Slavery and Public History: The Tough Stuff of American Memory is a collection of essays edited by historians James Oliver Horton and Lois Horton. Published in 2006, the book anticipates many of the conflicts regarding the role of slavery in American history in general and the Civil War in particular that are sure to arise as the sesquicentennial of the latter draws closer. I bought this book a few months ago at the book store in the Natchez, Mississippi, visitors' center, but hadn't gotten around to reading it until this past week. All the chatter about the governor of Virginia proving his knowledge of history would fit on a postage stamp inspired me to finally pick it up and read it.
Public history is the field of history that deals with making history accessible to and understood by the general public; museum docents, subject matter experts who plan exhibits and brochures, tour guides, interpretive rangers at state and national parks, living history actors, and so on are all working in the field of public history. One of the challenges of public history can be helping visitors to a museum or a historic site to recognize that knowing more about the past isn't always going to make you feel good, a notably difficult task when most visitors begin the experience by seeing their visit to a museum or historic site as potential entertainment or as a celebration of American progress so, unless they're visiting a site like Andersonville or Manzanar, are expecting tours to be upbeat. But, as one of the essays notes, "if you don't tell it like it was, it can never be as it ought to be."
When history involves the tough stuff -- slavery, civil rights, internment camps -- things can get especially messy. Most people prefer a comforting myth over a nasty truth any day, so it's no surprise that for the general public the history of slavery in the United States comes wrapped in multiple myths, ranging from the erroneous belief slavery existed only in the Southern states to the ludicrous notion that there were thousands of black soldiers in the Confederate army.
The essays in this book examine a number of recent events for which the history of slavery either served as the initial reason for the event or became entangled in it as planning progressed, including changing the docents' scripts at the Brown house in Rhode Island, placement of a statue honoring Arthur Ashe in Richmond, Virginia, and the unexpected reaction to an exhibit on plantation life at the Library of Congress. Rhode Island, in fact, although a state that in the public mind is not normally associated with the history of slavery, provides three of the case studies in the book: Brown University and the issue of reparations, the Brown house and the history of the slave trade, and efforts to honor the first Continental Army regiment comprised of men of color, the First Rhode Island, which fought in the Revolutionary War.

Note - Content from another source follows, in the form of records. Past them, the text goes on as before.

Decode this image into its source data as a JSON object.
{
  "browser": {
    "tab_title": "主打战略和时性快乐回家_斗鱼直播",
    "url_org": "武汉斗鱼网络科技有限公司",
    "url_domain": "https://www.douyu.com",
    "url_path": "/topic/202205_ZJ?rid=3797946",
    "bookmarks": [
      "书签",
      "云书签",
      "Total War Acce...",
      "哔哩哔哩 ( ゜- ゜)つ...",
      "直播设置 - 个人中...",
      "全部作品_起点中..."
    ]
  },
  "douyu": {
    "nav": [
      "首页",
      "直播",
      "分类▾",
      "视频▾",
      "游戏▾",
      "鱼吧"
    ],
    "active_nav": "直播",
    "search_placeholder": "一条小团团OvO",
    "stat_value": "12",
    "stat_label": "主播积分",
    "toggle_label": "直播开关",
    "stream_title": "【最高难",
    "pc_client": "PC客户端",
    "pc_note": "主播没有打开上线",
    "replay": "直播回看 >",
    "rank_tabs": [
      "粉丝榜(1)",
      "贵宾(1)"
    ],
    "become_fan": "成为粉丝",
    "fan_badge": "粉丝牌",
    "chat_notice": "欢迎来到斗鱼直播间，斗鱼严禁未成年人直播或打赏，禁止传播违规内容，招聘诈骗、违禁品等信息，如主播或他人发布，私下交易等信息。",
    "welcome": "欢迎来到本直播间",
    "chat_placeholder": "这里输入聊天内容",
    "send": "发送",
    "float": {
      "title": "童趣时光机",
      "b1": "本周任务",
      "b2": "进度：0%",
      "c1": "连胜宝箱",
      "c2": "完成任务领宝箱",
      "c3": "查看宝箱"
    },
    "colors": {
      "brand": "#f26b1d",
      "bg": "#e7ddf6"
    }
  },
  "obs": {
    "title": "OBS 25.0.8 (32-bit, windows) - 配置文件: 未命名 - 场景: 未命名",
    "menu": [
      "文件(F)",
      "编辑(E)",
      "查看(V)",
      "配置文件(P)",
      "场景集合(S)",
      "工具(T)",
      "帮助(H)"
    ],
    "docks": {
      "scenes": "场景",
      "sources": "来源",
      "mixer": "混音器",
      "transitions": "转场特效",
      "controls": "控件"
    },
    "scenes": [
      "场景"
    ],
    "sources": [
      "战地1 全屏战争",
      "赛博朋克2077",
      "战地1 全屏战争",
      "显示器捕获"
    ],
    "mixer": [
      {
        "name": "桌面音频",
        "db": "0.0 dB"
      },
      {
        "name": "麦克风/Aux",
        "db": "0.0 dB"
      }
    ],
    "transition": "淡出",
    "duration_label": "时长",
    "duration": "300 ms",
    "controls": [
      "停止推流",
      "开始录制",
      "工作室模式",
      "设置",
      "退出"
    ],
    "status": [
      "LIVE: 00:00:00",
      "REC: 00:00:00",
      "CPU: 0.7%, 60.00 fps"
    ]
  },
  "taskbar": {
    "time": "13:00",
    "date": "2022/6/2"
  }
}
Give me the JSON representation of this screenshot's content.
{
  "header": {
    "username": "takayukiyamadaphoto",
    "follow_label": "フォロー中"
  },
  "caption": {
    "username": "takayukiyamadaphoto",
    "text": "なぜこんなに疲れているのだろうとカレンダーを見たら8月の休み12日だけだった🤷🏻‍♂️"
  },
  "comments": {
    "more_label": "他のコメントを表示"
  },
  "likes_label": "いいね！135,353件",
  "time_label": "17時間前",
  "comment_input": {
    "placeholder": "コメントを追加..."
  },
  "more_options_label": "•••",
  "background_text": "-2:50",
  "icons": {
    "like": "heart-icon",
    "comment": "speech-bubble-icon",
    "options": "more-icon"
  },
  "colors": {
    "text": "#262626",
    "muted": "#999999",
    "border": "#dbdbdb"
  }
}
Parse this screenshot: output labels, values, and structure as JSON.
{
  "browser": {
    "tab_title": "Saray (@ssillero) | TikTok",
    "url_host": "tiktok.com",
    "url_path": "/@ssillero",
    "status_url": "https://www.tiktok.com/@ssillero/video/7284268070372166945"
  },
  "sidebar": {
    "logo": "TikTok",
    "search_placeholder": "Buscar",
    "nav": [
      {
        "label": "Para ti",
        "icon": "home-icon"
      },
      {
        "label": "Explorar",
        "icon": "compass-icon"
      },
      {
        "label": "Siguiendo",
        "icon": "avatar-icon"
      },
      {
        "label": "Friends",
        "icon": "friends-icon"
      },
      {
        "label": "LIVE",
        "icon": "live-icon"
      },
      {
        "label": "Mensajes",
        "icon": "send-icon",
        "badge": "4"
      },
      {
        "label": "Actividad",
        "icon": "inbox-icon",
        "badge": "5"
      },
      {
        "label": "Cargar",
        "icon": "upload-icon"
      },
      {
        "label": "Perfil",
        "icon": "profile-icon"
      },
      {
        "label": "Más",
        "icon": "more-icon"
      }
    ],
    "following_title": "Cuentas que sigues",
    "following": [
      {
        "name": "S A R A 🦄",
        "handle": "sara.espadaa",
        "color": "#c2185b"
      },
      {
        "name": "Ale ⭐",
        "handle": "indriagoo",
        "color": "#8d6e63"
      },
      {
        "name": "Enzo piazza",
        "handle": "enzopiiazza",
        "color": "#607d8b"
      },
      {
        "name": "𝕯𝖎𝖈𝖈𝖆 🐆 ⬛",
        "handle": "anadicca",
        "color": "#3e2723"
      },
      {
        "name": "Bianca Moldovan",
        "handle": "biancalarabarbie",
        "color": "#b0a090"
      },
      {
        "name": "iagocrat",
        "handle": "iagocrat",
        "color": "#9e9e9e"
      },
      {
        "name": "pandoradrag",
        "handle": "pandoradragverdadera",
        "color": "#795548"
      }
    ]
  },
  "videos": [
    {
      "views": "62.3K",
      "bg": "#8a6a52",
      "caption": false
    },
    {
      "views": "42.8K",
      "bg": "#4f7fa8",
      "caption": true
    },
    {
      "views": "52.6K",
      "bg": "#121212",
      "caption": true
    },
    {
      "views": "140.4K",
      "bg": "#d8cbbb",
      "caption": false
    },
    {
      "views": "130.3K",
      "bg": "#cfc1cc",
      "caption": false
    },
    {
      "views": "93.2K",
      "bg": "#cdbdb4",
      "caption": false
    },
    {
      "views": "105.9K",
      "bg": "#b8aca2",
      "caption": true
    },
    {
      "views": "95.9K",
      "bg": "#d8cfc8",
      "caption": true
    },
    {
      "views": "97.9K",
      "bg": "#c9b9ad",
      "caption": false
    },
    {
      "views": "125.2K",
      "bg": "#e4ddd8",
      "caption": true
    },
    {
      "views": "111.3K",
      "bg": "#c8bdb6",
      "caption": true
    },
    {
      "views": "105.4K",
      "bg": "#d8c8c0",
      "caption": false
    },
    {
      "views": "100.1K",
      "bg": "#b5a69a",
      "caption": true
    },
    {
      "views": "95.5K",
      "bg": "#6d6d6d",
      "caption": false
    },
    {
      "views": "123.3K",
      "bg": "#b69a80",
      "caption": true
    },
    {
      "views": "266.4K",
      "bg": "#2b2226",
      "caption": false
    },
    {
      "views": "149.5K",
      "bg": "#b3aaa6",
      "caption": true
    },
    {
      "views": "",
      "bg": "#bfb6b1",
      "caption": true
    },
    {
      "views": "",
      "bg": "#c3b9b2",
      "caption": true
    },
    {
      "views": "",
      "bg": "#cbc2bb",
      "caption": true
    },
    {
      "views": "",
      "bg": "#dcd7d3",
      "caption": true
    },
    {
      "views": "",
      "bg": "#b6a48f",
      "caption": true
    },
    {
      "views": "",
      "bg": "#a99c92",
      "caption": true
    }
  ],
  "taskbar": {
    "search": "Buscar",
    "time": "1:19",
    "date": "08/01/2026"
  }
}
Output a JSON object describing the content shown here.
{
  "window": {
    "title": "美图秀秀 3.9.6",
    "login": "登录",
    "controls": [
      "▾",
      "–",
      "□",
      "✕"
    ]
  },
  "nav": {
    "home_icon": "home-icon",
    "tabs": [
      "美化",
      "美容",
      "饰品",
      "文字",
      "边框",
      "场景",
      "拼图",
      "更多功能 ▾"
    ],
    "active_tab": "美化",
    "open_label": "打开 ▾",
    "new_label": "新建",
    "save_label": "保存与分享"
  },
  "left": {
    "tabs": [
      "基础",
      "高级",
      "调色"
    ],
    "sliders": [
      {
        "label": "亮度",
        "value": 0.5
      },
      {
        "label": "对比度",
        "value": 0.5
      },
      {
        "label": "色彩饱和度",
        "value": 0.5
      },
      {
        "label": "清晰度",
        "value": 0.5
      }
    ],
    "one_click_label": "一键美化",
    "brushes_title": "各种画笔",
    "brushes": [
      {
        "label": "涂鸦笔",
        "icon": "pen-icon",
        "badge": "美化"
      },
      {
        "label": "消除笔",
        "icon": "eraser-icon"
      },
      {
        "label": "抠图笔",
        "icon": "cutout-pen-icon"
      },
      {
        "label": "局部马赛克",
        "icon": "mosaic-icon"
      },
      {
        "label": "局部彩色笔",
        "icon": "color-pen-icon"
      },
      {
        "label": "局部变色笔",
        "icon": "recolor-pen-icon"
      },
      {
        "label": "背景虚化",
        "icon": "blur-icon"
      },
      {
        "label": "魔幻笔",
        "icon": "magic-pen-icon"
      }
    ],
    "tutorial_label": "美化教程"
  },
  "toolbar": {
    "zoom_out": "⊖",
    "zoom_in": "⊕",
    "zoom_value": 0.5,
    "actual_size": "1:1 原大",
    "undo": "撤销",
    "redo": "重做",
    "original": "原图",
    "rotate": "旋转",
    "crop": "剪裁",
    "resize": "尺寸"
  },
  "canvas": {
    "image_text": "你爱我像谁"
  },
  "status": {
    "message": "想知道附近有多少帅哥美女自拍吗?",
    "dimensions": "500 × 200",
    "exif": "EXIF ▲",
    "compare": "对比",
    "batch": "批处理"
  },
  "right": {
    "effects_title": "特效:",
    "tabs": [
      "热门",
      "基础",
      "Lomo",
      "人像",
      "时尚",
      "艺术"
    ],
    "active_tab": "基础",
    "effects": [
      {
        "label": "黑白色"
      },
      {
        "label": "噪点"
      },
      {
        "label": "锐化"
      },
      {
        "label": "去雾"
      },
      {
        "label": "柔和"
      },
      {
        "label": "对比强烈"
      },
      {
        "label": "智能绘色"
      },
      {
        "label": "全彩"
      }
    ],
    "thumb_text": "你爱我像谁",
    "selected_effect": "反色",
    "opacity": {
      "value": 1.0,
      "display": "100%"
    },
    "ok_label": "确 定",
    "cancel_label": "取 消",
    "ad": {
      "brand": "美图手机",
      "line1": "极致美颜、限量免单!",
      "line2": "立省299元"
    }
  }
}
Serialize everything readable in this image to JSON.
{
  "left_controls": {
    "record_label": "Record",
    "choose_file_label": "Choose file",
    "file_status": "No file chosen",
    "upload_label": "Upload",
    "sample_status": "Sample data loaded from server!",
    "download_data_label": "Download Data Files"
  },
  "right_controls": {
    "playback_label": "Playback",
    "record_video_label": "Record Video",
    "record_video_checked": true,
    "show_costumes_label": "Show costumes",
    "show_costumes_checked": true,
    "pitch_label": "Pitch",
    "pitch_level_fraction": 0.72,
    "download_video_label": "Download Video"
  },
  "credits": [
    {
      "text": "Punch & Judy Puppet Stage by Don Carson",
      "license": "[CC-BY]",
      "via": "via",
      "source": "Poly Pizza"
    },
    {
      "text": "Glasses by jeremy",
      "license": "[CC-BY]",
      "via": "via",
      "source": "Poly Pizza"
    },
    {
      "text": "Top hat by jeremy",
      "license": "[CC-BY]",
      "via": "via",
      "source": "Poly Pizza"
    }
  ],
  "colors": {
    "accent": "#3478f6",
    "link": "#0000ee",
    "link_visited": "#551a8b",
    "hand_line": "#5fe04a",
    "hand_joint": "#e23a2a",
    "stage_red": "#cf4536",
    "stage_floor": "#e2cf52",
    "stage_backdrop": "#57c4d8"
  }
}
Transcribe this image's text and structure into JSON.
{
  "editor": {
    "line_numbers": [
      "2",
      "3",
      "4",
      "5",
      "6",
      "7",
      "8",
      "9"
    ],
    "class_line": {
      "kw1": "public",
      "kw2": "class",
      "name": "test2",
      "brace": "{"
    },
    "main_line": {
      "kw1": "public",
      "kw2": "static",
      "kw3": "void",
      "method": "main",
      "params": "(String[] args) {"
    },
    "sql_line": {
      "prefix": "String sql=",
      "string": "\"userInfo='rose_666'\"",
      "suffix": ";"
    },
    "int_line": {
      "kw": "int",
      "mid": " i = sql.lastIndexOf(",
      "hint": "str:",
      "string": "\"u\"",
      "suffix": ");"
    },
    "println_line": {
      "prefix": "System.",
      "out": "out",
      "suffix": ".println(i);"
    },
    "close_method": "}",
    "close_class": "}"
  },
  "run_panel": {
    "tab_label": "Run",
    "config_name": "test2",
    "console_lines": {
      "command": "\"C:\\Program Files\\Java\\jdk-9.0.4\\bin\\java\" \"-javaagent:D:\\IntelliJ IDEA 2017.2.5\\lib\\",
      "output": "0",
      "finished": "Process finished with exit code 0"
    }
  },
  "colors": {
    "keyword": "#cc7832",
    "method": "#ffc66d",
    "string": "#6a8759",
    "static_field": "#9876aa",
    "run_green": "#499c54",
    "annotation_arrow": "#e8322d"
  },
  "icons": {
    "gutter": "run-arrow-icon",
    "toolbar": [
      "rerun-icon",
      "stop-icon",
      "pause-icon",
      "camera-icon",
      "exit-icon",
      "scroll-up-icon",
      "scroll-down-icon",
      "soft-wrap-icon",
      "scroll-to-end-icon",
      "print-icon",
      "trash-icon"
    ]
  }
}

I'm reasonably well-read in U.S. history, so Slavery and Public History didn't contain any major surprises. There were issues I hadn't heard about before -- the controversy over the "Behind the Big House" exhibit at the Library of Congress, for example -- but overall the essays served more to provide additional insights into topics I'd heard discussed in other venues. I knew that there's been quite a bit of debate within the National Park Service over resource education at battlefield sites. For many years, interpretation at sites such as Shiloh focused almost exclusively on what happened on the day of the battle (e.g., troop movements, casualty counts) while remaining essentially silent on the larger social and political context that led to that battle being fought. (This was true not only of Civil War sites, but also sites associated with the Indian wars, like Little Big Horn.) When NPS began to change interpretive programs to do more than rhapodize about the heroic actions of our glorious dead, the gallant lads in blue or gray, howls of protest were heard, primarily from members of organizations like the Sons of the Confederacy. Understandable, of course, because it's not much fun to be reminded that the Lost Cause your ancestors died for was a morally repugnant one.
Although I found all of the book to be interesting as well as thoroughly researched, the chapter debunking the myth of African-Americans being a sizable presence in the Confederate army was particularly interesting. It's been common practice for a number of years for Confederate heritage organizations, e.g., United Daughters of the Confederacy, to claim that thousands and thousands of blacks willingly served in the Confederate army. This is, as I stated above, ludicrous. It's been debunked many times, and in his essay "In Search of a Usable Past" Bruce Levine does a nice job of debunking it again. Levine shows how the supporters of the theory have resorted to tactics like deciding that slaves used as camp cooks or for doing other support work (collecting firewood, taking care of the horses, digging latrines) were actually serving in the Army. The fact slaves had no choice in the matter is, from the viewpoint of neo-Confederates, irrelevant. Documents from the time period, of course, tell the real story. Confederate officials, from Jefferson Davis on down, made it clear they had no interest in allowing any blacks into the army, with Davis in 1861 bluntly calling the idea "stark madness." By March 1865, as the CSA ran out of eligible white bodies to use as cannon fodder, the idea was revived, but the Confederates never managed to muster much more than the equivalent of one small platoon.